I dropped my forehead into my hands. "Exactly. Which is insane. Demons don't exist. Except apparently you do."

"Assuming I'm a demon, that is." He leaned back, chewing a second fry. "Maybe you're looking at it all wrong. You feel good, don't you?"

"That's not the point."

"That's part of it." He tilted his head. "Assuming I am an incubus or whatever, have I done anything to hurt you, or to make you afraid I'll hurt you? If I feed on male sexual energy, wouldn't I just be taking something that's already there, something you're not using?"

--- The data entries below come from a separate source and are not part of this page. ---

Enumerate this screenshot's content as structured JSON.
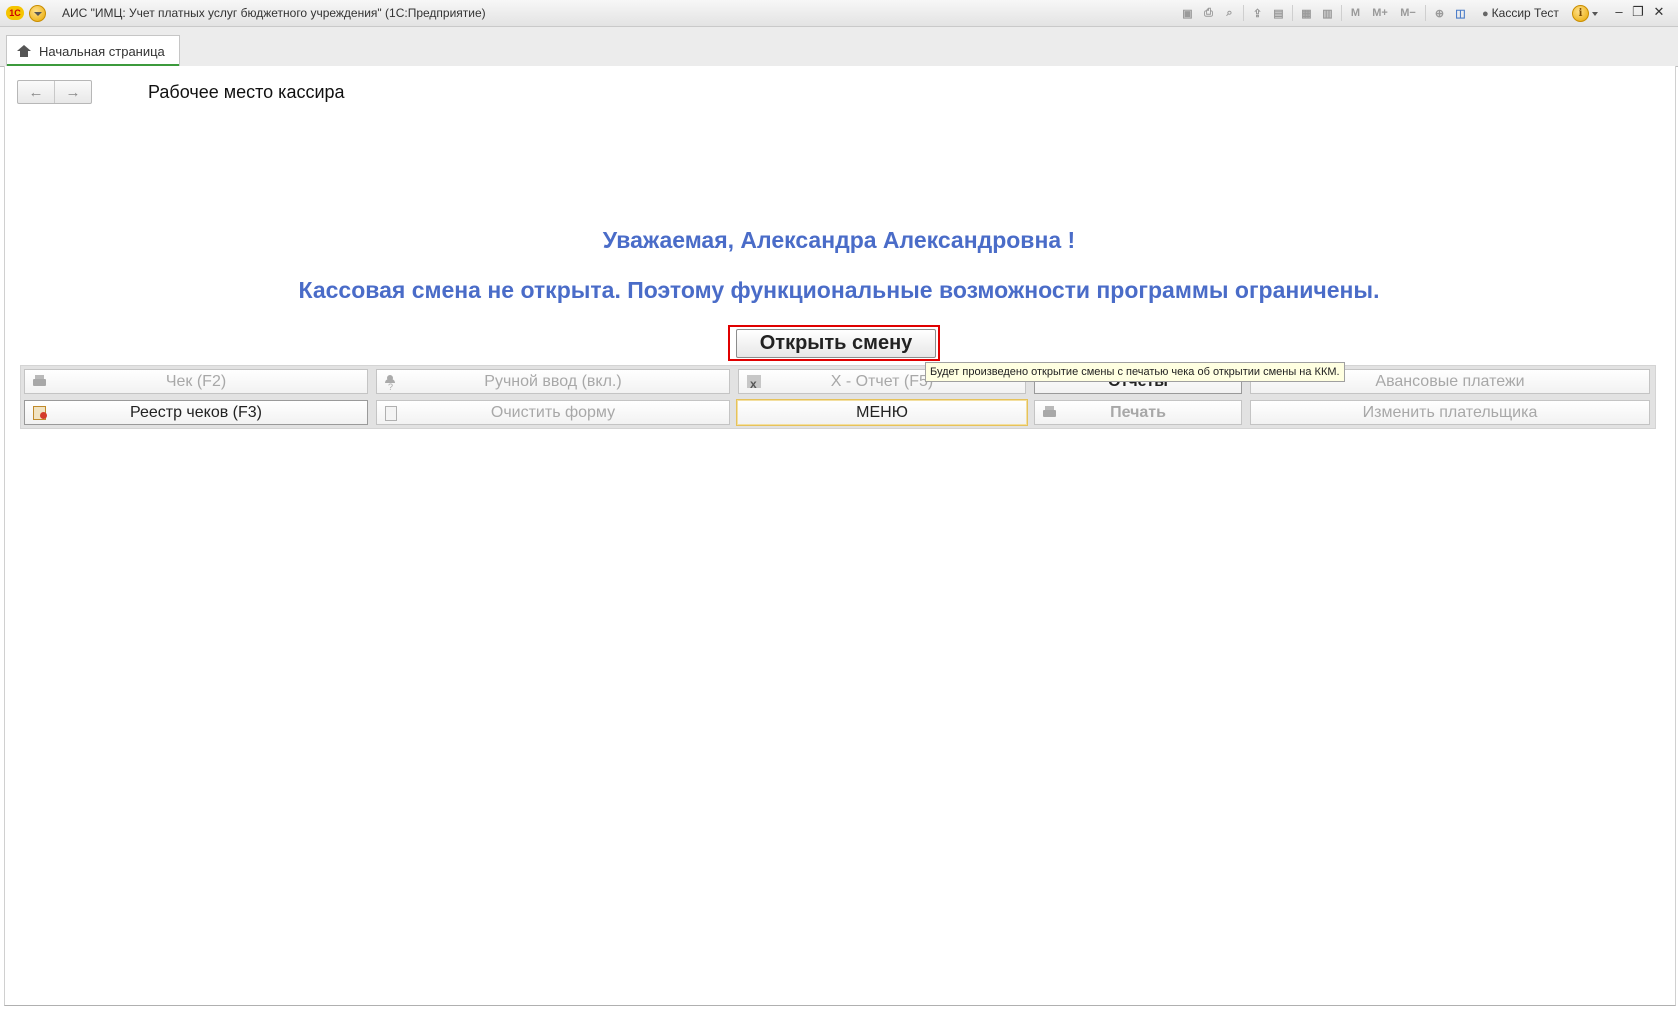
{
  "titlebar": {
    "logo_text": "1С",
    "app_title": "АИС \"ИМЦ: Учет платных услуг бюджетного учреждения\"  (1С:Предприятие)",
    "icons": [
      "save-icon",
      "print-icon",
      "print-preview-icon",
      "upload-icon",
      "scanner-icon",
      "calculator-icon",
      "calendar-icon",
      "memory-m-icon",
      "memory-plus-icon",
      "memory-minus-icon",
      "zoom-icon",
      "panels-icon"
    ],
    "m_label": "M",
    "m_plus_label": "M+",
    "m_minus_label": "M−",
    "user_name": "Кассир Тест",
    "info_label": "i",
    "minimize": "–",
    "restore": "❐",
    "close": "✕"
  },
  "tabs": [
    {
      "label": "Начальная страница",
      "active": true
    }
  ],
  "page": {
    "back_label": "←",
    "forward_label": "→",
    "title": "Рабочее место кассира",
    "greeting": "Уважаемая, Александра Александровна !",
    "warning": "Кассовая смена не открыта. Поэтому функциональные возможности программы ограничены.",
    "open_shift_label": "Открыть смену",
    "tooltip": "Будет произведено открытие смены с печатью чека об открытии смены на ККМ."
  },
  "commands": {
    "row1": [
      {
        "label": "Чек (F2)",
        "icon": "printer-icon",
        "enabled": false
      },
      {
        "label": "Ручной ввод (вкл.)",
        "icon": "user-question-icon",
        "enabled": false
      },
      {
        "label": "X - Отчет (F5)",
        "icon": "report-icon",
        "enabled": false
      },
      {
        "label": "Отчеты",
        "icon": "",
        "enabled": true
      },
      {
        "label": "Авансовые платежи",
        "icon": "",
        "enabled": false
      }
    ],
    "row2": [
      {
        "label": "Реестр чеков (F3)",
        "icon": "registry-icon",
        "enabled": true
      },
      {
        "label": "Очистить форму",
        "icon": "document-icon",
        "enabled": false
      },
      {
        "label": "МЕНЮ",
        "icon": "",
        "enabled": true
      },
      {
        "label": "Печать",
        "icon": "printer-icon",
        "enabled": false
      },
      {
        "label": "Изменить плательщика",
        "icon": "",
        "enabled": false
      }
    ]
  },
  "colors": {
    "accent_blue": "#4a6cc8",
    "highlight_red": "#e00000",
    "tab_green": "#3c9a3c",
    "tooltip_bg": "#ffffe1"
  }
}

"That's supposed to make me feel better?"

He shrugged. "Assuming I'm an incubus, maybe it's the truth." He spoke so casually, unnerving. "I mean, it would make sense, right? Military barracks, monasteries, fraternities. Especially fraternities, these days. Clusters of young men, full of sexual energy, always half-asleep somewhere on a couch or passed out drunk. Easy hunting, like an all-you-can-eat buffet. And maybe I move on before anyone notices too much. You can imagine it might get kind of lonely after a few decades."

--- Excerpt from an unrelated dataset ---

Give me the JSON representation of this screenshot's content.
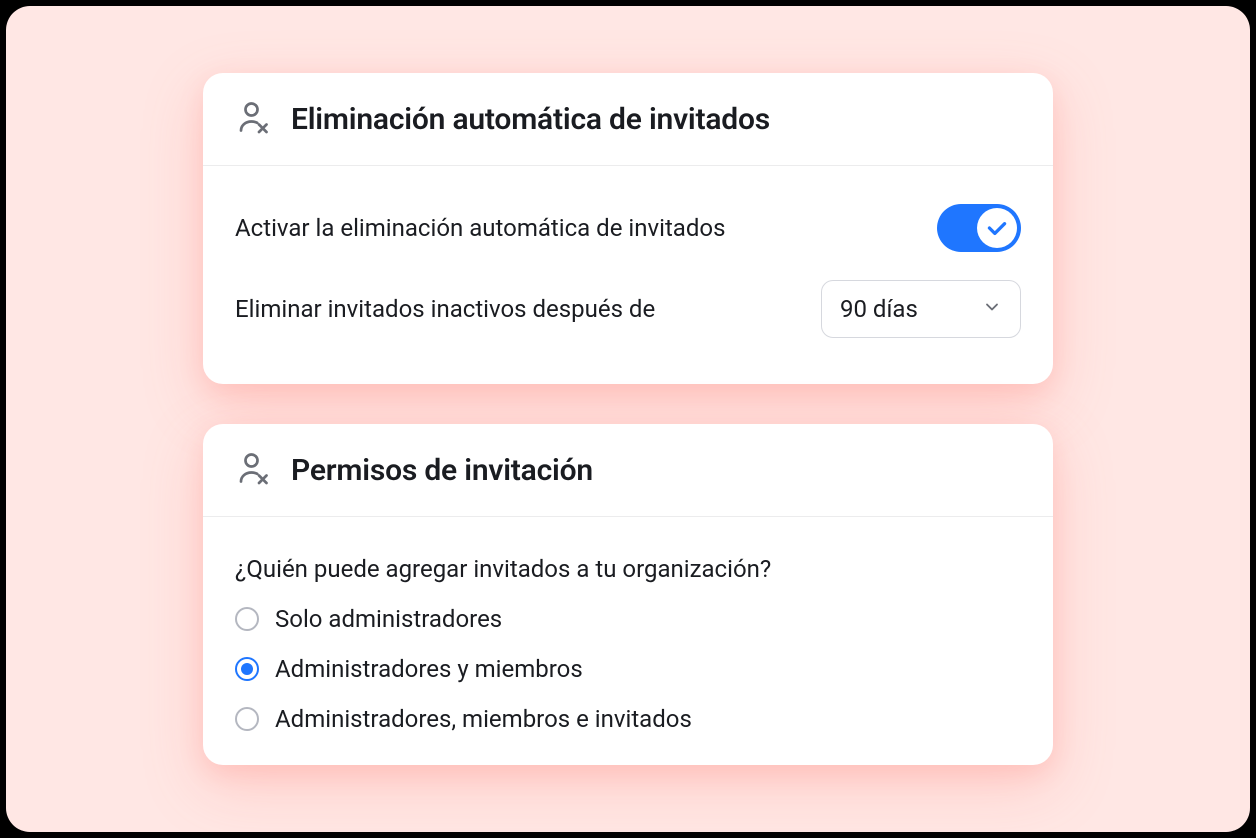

He said that stuff like facts in a lecture--well, maybe they weren't completely facts since he wrapped them in assuming and maybe--but I thought I saw a flicker in his expression: not hunger this time, but weariness. Like maybe he hated having to explain the same evasive half-truths so many times because the telling of secrets had stopped being fun. I grabbed another fry, trying to ignore the flush in my face. "So, what, this is like a fraternity tour for you? Go from pledge to brother, then four years later you move on to a new college, a new frat, rinse and repeat? That's ... weirdly practical."

"Hunger usually is."

I tried to interpret his tone of voice. No menace. No pity. Just a statement.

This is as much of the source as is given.